Comment Laura Smet et David Hallyday pourraient contester la succession de leur père

Deux avocats ont expliqué lundi sur franceinfo que "la bataille est loin d'être gagnée" pour Laura Smet qui a contesté les dispositions testamentaires de son père.

Laura Smet (à g.) en compagnie de son demi-frère David Hallyday, le 9 décembre 2017, lors des obsèques de leur père à Paris.
Laura Smet (à g.) en compagnie de son demi-frère David Hallyday, le 9 décembre 2017, lors des obsèques de leur père à Paris. (BERTRAND GUAY / AFP)

Laura Smet veut remettre en cause le testament laissé par son père Johnny Hallyday. Son demi-frère David Hallyday s'est associé à cette démarche. Dans un communiqué publié lundi 12 février, les avocats de l'actrice ont indiqué que "l'ensemble du patrimoine" de Johnny Hallyday "et l'ensemble de ses droits d'artiste" reviendraient à Laeticia, l'épouse du chanteur, "par l'effet de la loi californienne". Le couple Hallyday et leurs deux petites filles avaient élu domicile à Los Angeles en 2013.

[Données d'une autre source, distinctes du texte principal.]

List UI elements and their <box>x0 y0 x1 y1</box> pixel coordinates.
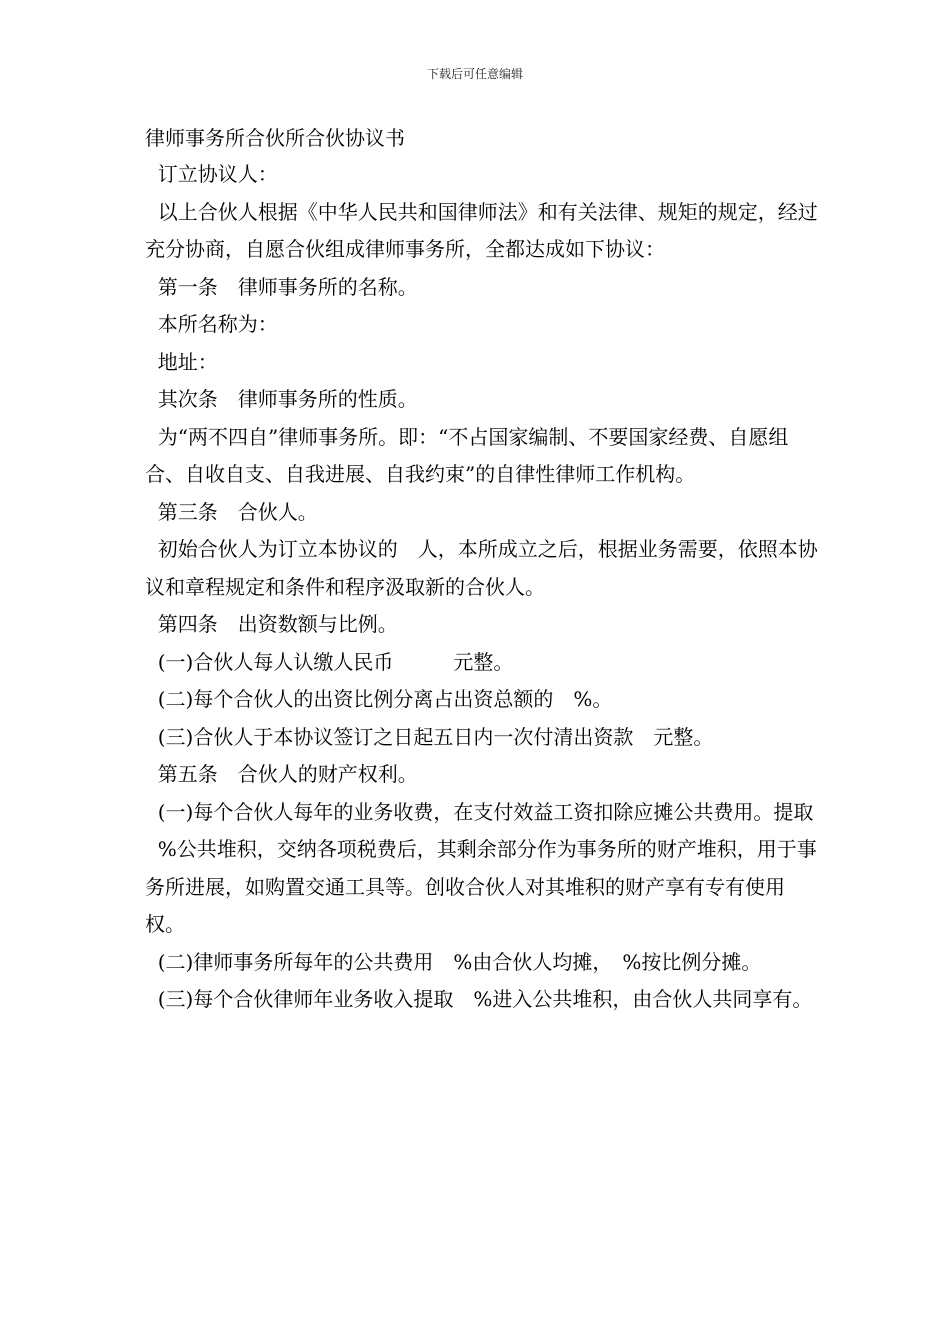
article-3-heading: 第三条 合伙人。 <box>145 499 318 524</box>
clause-4-1: (一)合伙人每人认缴人民币 元整。 <box>145 649 514 674</box>
document-title: 律师事务所合伙所合伙协议书 <box>145 126 405 150</box>
document-body <box>145 120 820 1019</box>
clause-4-3: (三)合伙人于本协议签订之日起五日内一次付清出资款 元整。 <box>145 724 714 749</box>
paragraph-partners: 初始合伙人为订立本协议的 人，本所成立之后，根据业务需要，依照本协议和章程规定和条件和程序汲取新的合伙人。 <box>145 537 818 599</box>
article-4-heading: 第四条 出资数额与比例。 <box>145 612 398 636</box>
article-1-heading: 第一条 律师事务所的名称。 <box>145 274 418 299</box>
paragraph-signatories: 订立协议人： <box>145 162 278 186</box>
clause-4-2: (二)每个合伙人的出资比例分离占出资总额的 %。 <box>145 687 613 711</box>
page-header: 下载后可任意编辑 <box>426 67 523 81</box>
paragraph-firm-name: 本所名称为： <box>145 312 278 336</box>
clause-5-1: (一)每个合伙人每年的业务收费，在支付效益工资扣除应摊公共费用。提取 <box>145 799 814 824</box>
paragraph-preamble: 以上合伙人根据《中华人民共和国律师法》和有关法律、规矩的规定，经过充分协商，自愿合伙组成律师事务所，全都达成如下协议： <box>145 199 818 261</box>
clause-5-3: (三)每个合伙律师年业务收入提取 %进入公共堆积，由合伙人共同享有。 <box>145 987 813 1011</box>
clause-5-2: (二)律师事务所每年的公共费用 %由合伙人均摊， %按比例分摊。 <box>145 949 762 974</box>
article-5-heading: 第五条 合伙人的财产权利。 <box>145 762 418 786</box>
clause-5-1-continued: %公共堆积，交纳各项税费后，其剩余部分作为事务所的财产堆积，用于事务所进展，如购置交通工具等。创收合伙人对其堆积的财产享有专有使用权。 <box>145 837 817 936</box>
paragraph-nature: 为“两不四自”律师事务所。即：“不占国家编制、不要国家经费、自愿组合、自收自支、自我进展、自我约束”的自律性律师工作机构。 <box>145 424 789 486</box>
paragraph-address: 地址： <box>145 349 218 374</box>
article-2-heading: 其次条 律师事务所的性质。 <box>145 387 418 411</box>
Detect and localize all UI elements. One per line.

Détermination du domicile, enjeu fondamental

La loi californienne est en "totale contradiction avec le droit français, puisque selon le droit californien, le défunt peut léguer l'intégralité de son patrimoine à une seule personne", a expliqué lundi à franceinfo Me Pierre Hourcade, avocat aux barreaux de Paris, New-York et Los Angeles. Au contraire, "en droit français, il y a ce qu'on appelle la réserve héréditaire. Lors d'une succession en France, les enfants ont droit à une part de l'héritage", a-t-il ajouté.

Laura Smet souhaite ainsi contester les dispositions testamentaires de son père Johnny Hallyday"La loi française prévoit que les successions s'ouvrent au dernier domicile du défunt", a rappelé Xavier Prugnard de la Chaise, avocat au barreau de Paris, spécialiste du droit de succession. "La détermination du domicile va être fondamentale pour savoir quelle est la loi applicable", a-t-il précisé. L'article 102 du Code civil "définit le domicile comme étant le 'principal établissement'. Et la jurisprudence considère que cette détermination du domicile est une question de fait, qui est à l'appréciation souveraine des juges", a détaillé le juriste. 

Longue bataille judiciaire en perspective

Selon Xavier Prugnard de la Chaise, plusieurs critères vont entrer en considération, comme "la résidence principale, la fiscalité, la localisation des intérêts familiaux, des intérêts patrimoniaux". Cela "peut être une question complexe", a-t-il souligné. Si le dernier domicile de Johnny Hallyday a été retenu en Californie par les juges français, "la France ne pourra pas intervenir pour régler cette succession", a estimé l'avocat.

Tout le débat est là : quel droit est applicable ?Me Pierre Hourcadeà franceinfo

Pierre Hourcade s’attend, lui, à une longue procédure judiciaire : "C'est une bataille qui est loin d'être gagnée parce que Johnny Hallyday était résident californien et son testament a été fait en Californie. A partir du moment où les dispositions du droit californien sont conformes au droit public international, les juges français doivent appliquer le droit californien" a expliqué l’avocat, qui exerce en France et aux États-Unis.

Il souligne qu'il existe une jurisprudence récente datant du 27 septembre dernier. La Cour de cassation avait alors estimé que "Maurice Jarre, qui a déshérité son fils Jean-Michel Jarre et qui l'a privé de toute part d'héritage," était dans son droit.  

Un autre argument pourrait jouer en défaveur de Laura Smet et David Hallyday, selon l'avocat : "Les héritiers concernés ne sont pas en situation économique de précarité ou de besoin."